In der Beilage von 12 Seiten, kann man „meine Wünsche
bezüglich meines Todes“ lesen und zusätzliche Informationen über die
ökologische Bestattungsmethode bekommen.
Die Zielsetzung der Förderung des Kirchengemeindeverbandes
besteht darin, eine Erleichterung der Hinterbliebenen zu ermöglichen; unter anderem
dadurch, daß der Verstorbene selbst die Möglichkeit hat, sich über seine eigene
Bestattung zu informieren und darüber zu bestimmen. Außer der Beilage
enthält das Heft 32 vollgeschriebene Seiten mit einfacher und leicht
zugänglicher Information über welche Rechte, Möglichkeiten und Pflichten wir selber
und die Hinterbliebenen bei der Gestaltung von einer Beerdigung haben. Dort
gibt es eine Sammlung von Beispielen über Formulierungen, die in verschiedenen
Todesanzeigen einmal vorkamen, publiziert in schwedischen
Tageszeitungen, wie auch Auszüge von gültigen Gesetzen bezüglich Bestattungen. Im Heft
werden auf die Streitigkeiten der Hinterbliebenen hingewiesen, die
oft den letzten Willen des Verstorbenen sehr unterschiedlich
interpretieren, hingewiesen.
Dies ist eine gute Initiative von dem
Kirchengemeindeverband.
Während meiner Vorlesungen über ökologische
Bestattung wurde mir oft die Frage gestellt, wie man den Angehörigen am Besten
informieren kann, über den Wunsch seiner eigenen Beerdigung.
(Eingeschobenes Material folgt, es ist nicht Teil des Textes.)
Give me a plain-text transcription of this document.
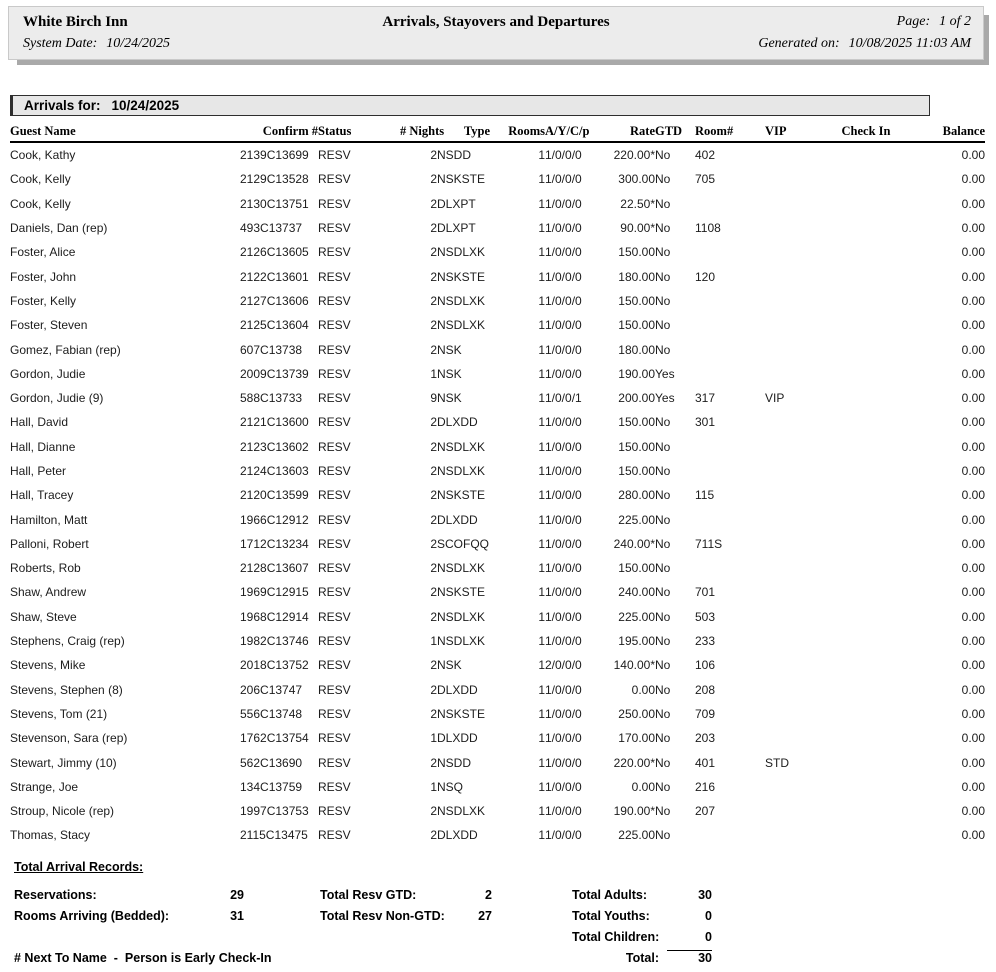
White Birch Inn	Arrivals, Stayovers and Departures	Page: 1 of 2
System Date: 10/24/2025	Generated on: 10/08/2025 11:03 AM
Arrivals for: 10/24/2025
Guest Name	Confirm #	Status	# Nights	Type	Rooms	A/Y/C/p	Rate	GTD	Room#	VIP	Check In	Balance
Cook, Kathy	2139C13699	RESV	2	NSDD	1	1/0/0/0	220.00*	No	402			0.00
Cook, Kelly	2129C13528	RESV	2	NSKSTE	1	1/0/0/0	300.00	No	705			0.00
Cook, Kelly	2130C13751	RESV	2	DLXPT	1	1/0/0/0	22.50*	No				0.00
Daniels, Dan (rep)	493C13737	RESV	2	DLXPT	1	1/0/0/0	90.00*	No	1108			0.00
Foster, Alice	2126C13605	RESV	2	NSDLXK	1	1/0/0/0	150.00	No				0.00
Foster, John	2122C13601	RESV	2	NSKSTE	1	1/0/0/0	180.00	No	120			0.00
Foster, Kelly	2127C13606	RESV	2	NSDLXK	1	1/0/0/0	150.00	No				0.00
Foster, Steven	2125C13604	RESV	2	NSDLXK	1	1/0/0/0	150.00	No				0.00
Gomez, Fabian (rep)	607C13738	RESV	2	NSK	1	1/0/0/0	180.00	No				0.00
Gordon, Judie	2009C13739	RESV	1	NSK	1	1/0/0/0	190.00	Yes				0.00
Gordon, Judie (9)	588C13733	RESV	9	NSK	1	1/0/0/1	200.00	Yes	317	VIP		0.00
Hall, David	2121C13600	RESV	2	DLXDD	1	1/0/0/0	150.00	No	301			0.00
Hall, Dianne	2123C13602	RESV	2	NSDLXK	1	1/0/0/0	150.00	No				0.00
Hall, Peter	2124C13603	RESV	2	NSDLXK	1	1/0/0/0	150.00	No				0.00
Hall, Tracey	2120C13599	RESV	2	NSKSTE	1	1/0/0/0	280.00	No	115			0.00
Hamilton, Matt	1966C12912	RESV	2	DLXDD	1	1/0/0/0	225.00	No				0.00
Palloni, Robert	1712C13234	RESV	2	SCOFQQ	1	1/0/0/0	240.00*	No	711S			0.00
Roberts, Rob	2128C13607	RESV	2	NSDLXK	1	1/0/0/0	150.00	No				0.00
Shaw, Andrew	1969C12915	RESV	2	NSKSTE	1	1/0/0/0	240.00	No	701			0.00
Shaw, Steve	1968C12914	RESV	2	NSDLXK	1	1/0/0/0	225.00	No	503			0.00
Stephens, Craig (rep)	1982C13746	RESV	1	NSDLXK	1	1/0/0/0	195.00	No	233			0.00
Stevens, Mike	2018C13752	RESV	2	NSK	1	2/0/0/0	140.00*	No	106			0.00
Stevens, Stephen (8)	206C13747	RESV	2	DLXDD	1	1/0/0/0	0.00	No	208			0.00
Stevens, Tom (21)	556C13748	RESV	2	NSKSTE	1	1/0/0/0	250.00	No	709			0.00
Stevenson, Sara (rep)	1762C13754	RESV	1	DLXDD	1	1/0/0/0	170.00	No	203			0.00
Stewart, Jimmy (10)	562C13690	RESV	2	NSDD	1	1/0/0/0	220.00*	No	401	STD		0.00
Strange, Joe	134C13759	RESV	1	NSQ	1	1/0/0/0	0.00	No	216			0.00
Stroup, Nicole (rep)	1997C13753	RESV	2	NSDLXK	1	1/0/0/0	190.00*	No	207			0.00
Thomas, Stacy	2115C13475	RESV	2	DLXDD	1	1/0/0/0	225.00	No				0.00
Total Arrival Records:
Reservations:	29
Rooms Arriving (Bedded):	31
Total Resv GTD:	2
Total Resv Non-GTD:	27
Total Adults:	30
Total Youths:	0
Total Children:	0
Total:	30
# Next To Name  -  Person is Early Check-In
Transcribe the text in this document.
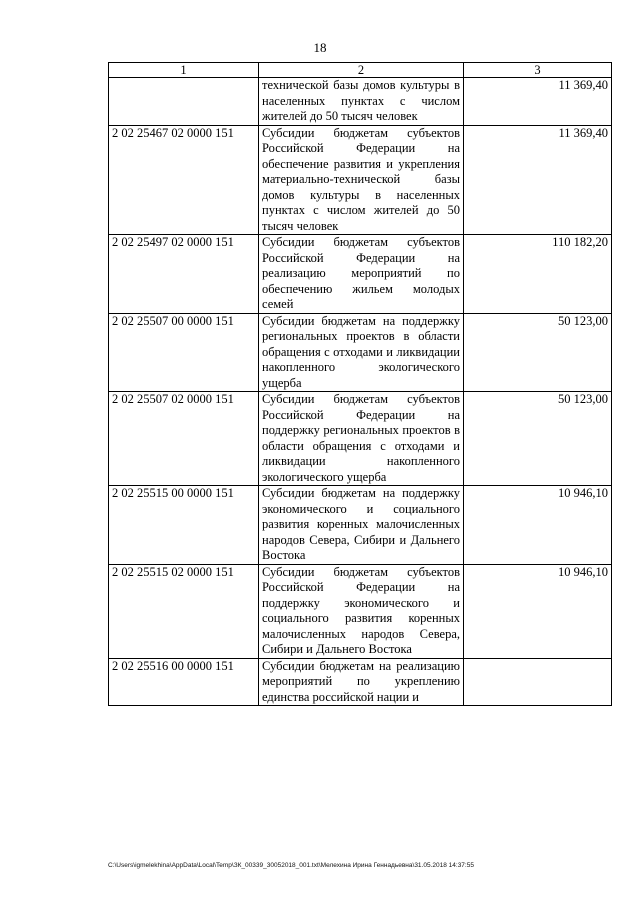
18
1	2	3

	технической базы домов культуры в населенных пунктах с числом жителей до 50 тысяч человек	11 369,40
2 02 25467 02 0000 151	Субсидии бюджетам субъектов Российской Федерации на обеспечение развития и укрепления материально-технической базы домов культуры в населенных пунктах с числом жителей до 50 тысяч человек	11 369,40
2 02 25497 02 0000 151	Субсидии бюджетам субъектов Российской Федерации на реализацию мероприятий по обеспечению жильем молодых семей	110 182,20
2 02 25507 00 0000 151	Субсидии бюджетам на поддержку региональных проектов в области обращения с отходами и ликвидации накопленного экологического ущерба	50 123,00
2 02 25507 02 0000 151	Субсидии бюджетам субъектов Российской Федерации на поддержку региональных проектов в области обращения с отходами и ликвидации накопленного экологического ущерба	50 123,00
2 02 25515 00 0000 151	Субсидии бюджетам на поддержку экономического и социального развития коренных малочисленных народов Севера, Сибири и Дальнего Востока	10 946,10
2 02 25515 02 0000 151	Субсидии бюджетам субъектов Российской Федерации на поддержку экономического и социального развития коренных малочисленных народов Севера, Сибири и Дальнего Востока	10 946,10
2 02 25516 00 0000 151	Субсидии бюджетам на реализацию мероприятий по укреплению единства российской нации и	

C:\Users\igmelekhina\AppData\Local\Temp\ЗК_00339_30052018_001.txt\Мелехина Ирина Геннадьевна\31.05.2018 14:37:55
„Meine Wünsche“ ist die Antwort auf die Frage und eine gute Hilfe, um
es den Hinterbliebenen zu erleichtern. Gleichzeitig beseitigt dies alle
Zweifel des Verstorbenen bezüglich der Feier und der Bestattungsform. Selbst
glaube ich auch, daß es einfacher ist seine Wünsche mit Hilfe eines Formulars
festzuhalten. Dies ist eine Dienstleistung, die alle Bestattungsunternehmen vorliegen
haben, dies meint die Biologin Susanne Wiigh-Mäsak.